Mission residents fear passage of Prop. 98; cite provisions to curtail rent controls
By Taryn Harrington
For the past four years, Joe Payne, 21, has shared a four-bedroom, Mission District apartment with hardwood floors, a spacious living room and a semi-remodeled kitchen that goes for $1,860 a month—about $800 below market value by his reckoning.
Payne’s share of the rent is $480, which gets him one room. A student at San Francisco State, he works at a grocery store in Haight Ashbury and gets little help from his family to help with his expenses.
“If there isn’t rent control the change would be massive,” he said. “People in my shoes would probably have to move back home, or become a nomad.”
A new statewide measure on the June 3 ballot may do just that. It would affect thousands of renters throughout California, including the Mission District, where eight out of 10 people are renters.
Proposition 98, the California Property Owners and Farmland Protection Act, would restrict the government’s power to use eminent domain for seizing private property in order to develop roads, baseball stadiums or other large projects.
However, the June 3 measure is attacked as a Trojan horse initiative with a hidden political agenda to eliminate rent control, according to opposition leaders.
They feel the measure, written by the Howard Jarvis Taxpayers Association and largely supported by landlord groups, would displace thousands of renters in California by giving landlords more power over renters.
According to the 2006 census, nearly two-thirds of San Francisco residents are renters. In the Mission District alone, 65 percent of residents rent their homes, according to the Mission Economic Development Agency.

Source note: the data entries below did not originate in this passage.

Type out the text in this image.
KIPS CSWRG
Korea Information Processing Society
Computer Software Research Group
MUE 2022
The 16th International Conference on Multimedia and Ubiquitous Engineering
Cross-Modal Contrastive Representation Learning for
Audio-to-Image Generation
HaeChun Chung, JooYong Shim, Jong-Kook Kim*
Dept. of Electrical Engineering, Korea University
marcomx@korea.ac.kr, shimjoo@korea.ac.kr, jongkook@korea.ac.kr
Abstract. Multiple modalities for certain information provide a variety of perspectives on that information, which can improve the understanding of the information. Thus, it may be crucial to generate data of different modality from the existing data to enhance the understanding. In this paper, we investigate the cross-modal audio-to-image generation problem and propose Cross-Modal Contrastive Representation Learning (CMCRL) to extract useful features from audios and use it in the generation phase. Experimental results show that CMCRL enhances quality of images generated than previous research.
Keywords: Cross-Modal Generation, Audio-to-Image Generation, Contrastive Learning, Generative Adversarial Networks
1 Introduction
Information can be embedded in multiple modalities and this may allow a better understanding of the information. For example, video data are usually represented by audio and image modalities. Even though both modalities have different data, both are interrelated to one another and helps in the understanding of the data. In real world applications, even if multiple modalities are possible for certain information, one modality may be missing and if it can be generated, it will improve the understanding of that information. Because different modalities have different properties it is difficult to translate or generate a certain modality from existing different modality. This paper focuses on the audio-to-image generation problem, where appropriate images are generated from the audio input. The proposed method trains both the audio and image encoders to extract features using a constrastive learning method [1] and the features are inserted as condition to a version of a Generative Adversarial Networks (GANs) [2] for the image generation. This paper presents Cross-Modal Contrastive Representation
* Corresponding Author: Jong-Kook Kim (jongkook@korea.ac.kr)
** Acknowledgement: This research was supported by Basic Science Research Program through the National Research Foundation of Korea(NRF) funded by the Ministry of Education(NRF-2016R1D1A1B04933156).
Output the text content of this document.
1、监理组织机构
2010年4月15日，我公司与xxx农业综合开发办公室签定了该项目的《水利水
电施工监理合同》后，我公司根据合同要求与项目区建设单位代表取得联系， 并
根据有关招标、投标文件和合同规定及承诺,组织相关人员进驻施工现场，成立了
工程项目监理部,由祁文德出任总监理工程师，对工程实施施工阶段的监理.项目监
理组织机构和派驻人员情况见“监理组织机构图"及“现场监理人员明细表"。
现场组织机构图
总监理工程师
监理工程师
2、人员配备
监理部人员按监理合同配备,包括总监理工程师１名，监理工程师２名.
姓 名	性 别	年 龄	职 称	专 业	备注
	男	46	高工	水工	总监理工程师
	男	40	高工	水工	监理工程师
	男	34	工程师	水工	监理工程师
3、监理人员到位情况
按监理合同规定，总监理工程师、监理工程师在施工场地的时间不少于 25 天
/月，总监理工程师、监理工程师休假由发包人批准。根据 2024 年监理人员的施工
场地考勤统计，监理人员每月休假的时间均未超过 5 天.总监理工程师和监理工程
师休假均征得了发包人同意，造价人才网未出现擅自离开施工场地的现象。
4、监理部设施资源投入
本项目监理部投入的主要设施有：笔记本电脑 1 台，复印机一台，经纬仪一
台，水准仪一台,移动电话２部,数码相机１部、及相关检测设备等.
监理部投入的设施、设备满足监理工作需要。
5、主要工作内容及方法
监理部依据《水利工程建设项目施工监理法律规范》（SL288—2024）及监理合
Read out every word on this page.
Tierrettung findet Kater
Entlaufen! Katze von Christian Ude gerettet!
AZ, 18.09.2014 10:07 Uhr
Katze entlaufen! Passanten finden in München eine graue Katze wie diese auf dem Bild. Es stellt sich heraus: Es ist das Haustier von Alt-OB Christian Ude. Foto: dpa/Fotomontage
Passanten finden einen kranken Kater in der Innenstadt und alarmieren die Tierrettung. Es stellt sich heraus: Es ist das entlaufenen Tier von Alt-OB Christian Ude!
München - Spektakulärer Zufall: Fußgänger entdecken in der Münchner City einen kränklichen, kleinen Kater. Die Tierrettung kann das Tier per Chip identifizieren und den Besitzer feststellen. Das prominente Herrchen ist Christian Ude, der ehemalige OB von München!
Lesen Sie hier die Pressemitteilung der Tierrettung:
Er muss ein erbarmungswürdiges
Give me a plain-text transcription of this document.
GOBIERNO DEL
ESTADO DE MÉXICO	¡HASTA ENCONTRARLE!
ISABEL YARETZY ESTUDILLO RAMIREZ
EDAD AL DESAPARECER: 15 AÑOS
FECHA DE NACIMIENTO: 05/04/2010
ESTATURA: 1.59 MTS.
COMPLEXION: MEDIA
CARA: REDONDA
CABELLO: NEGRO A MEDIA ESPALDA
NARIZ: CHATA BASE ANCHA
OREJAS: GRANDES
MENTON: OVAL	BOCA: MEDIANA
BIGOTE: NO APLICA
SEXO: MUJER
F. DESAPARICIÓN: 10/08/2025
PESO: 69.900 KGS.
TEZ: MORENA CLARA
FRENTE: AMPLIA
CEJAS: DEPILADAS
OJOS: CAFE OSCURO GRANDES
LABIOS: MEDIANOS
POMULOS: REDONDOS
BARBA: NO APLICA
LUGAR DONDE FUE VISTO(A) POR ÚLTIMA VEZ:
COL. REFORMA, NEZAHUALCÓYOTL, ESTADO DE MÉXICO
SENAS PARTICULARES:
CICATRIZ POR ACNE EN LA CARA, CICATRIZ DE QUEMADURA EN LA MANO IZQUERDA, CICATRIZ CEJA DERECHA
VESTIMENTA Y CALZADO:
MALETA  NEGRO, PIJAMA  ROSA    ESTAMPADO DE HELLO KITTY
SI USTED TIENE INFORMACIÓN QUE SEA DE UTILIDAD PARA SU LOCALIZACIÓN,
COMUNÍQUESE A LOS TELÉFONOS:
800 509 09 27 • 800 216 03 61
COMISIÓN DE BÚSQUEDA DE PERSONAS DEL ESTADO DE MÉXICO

California is one of only five areas in the country—District of Columbia, Maryland, New Jersey, and New York—hat has rent control. Still, California has no statewide rent-regulation system and rent control laws are determined by local jurisdiction.
In San Francisco, rent increases are regulated by the San Francisco Rent Board. The maximum allowable percentage increase is about 60 percent of the Consumer Price Index within the Bay Area. For example, the annual allowable increase for 2009 is 2 percent, or $20 on a $1000 dollar a month apartment, according to the San Francisco Rent Board.
When a unit is vacated, there is no limit to the amount of rent a landlord may charge a new tenant. But once the unit is occupied, the Rent Board’s restrictions fall into place again.
But under Proposition 98, landlords would no longer have to adhere to the rent controls imposed by local jurisdictions.
“Proposition 98 guts renter’s rights in California and jeopardizes housing affordability,” said Dean Preston of Tenants Together, a statewide organization. “Rent control is essential for (renters) particularly in California where housing is so high compared to other states.”
According to Western Center on Law and Poverty, Proposition 98 would hinder laws that protect renters, such as laws requiring the fair return of rental deposits and the 60-day notice before forcing renters out of their housing.
But Kris Vosburgh, executive director for the Howard Jarvis group, disagrees and feels rent control in California has a negative impact on its residents.
“Rent control is the abuse of eminent domain,” he said. “It is the seizure of the value of property to [the government].”
According to a recent poll by the Public Policy Institute of California, 71 percent of likely voters believe government’s power of eminent domain should be limited.
The question remains where that line should draw.
The controversial U.S. Supreme Court ruling in Kelo v. City of New London in 2005 upheld New London’s use of eminent domain procedures to acquire private property that was later transferred to a private developer. While the original owners claimed their property rights had been breached, the city argued that the development would stimulate New London’s economy. Since then, California landlords have promoted measures like Proposition 90, which aimed to weaken all public regulation of private property. That measure lost by a slim five-point margin in November of 2005.
Proposition 98, according to its opponents, is just another attempt to ban the taking of property for private use.
“It will be easier for landlords to evict tenants because there is definitely a financial motive for (landlords) to do it,” said Kathy Fairbanks of the No on 98 Campaign. “This is a Trojan Horse initiative. They are contributing millions to pass it because, in the end, they are the ones who will benefit from it.”
That is why Fairbanks and other supporting the No on 98 Campaign endorse Proposition 99, titled the Homeowner Protection Act. Prop. 99, in effect, would prohibit the taking of owner-occupied homes for the conveyance to private property but change no laws dealing with tenant protections.
The question of which proposition will succeed remains in the hands of voters. Most observers predict that the turnout for the June 3 elections will be low.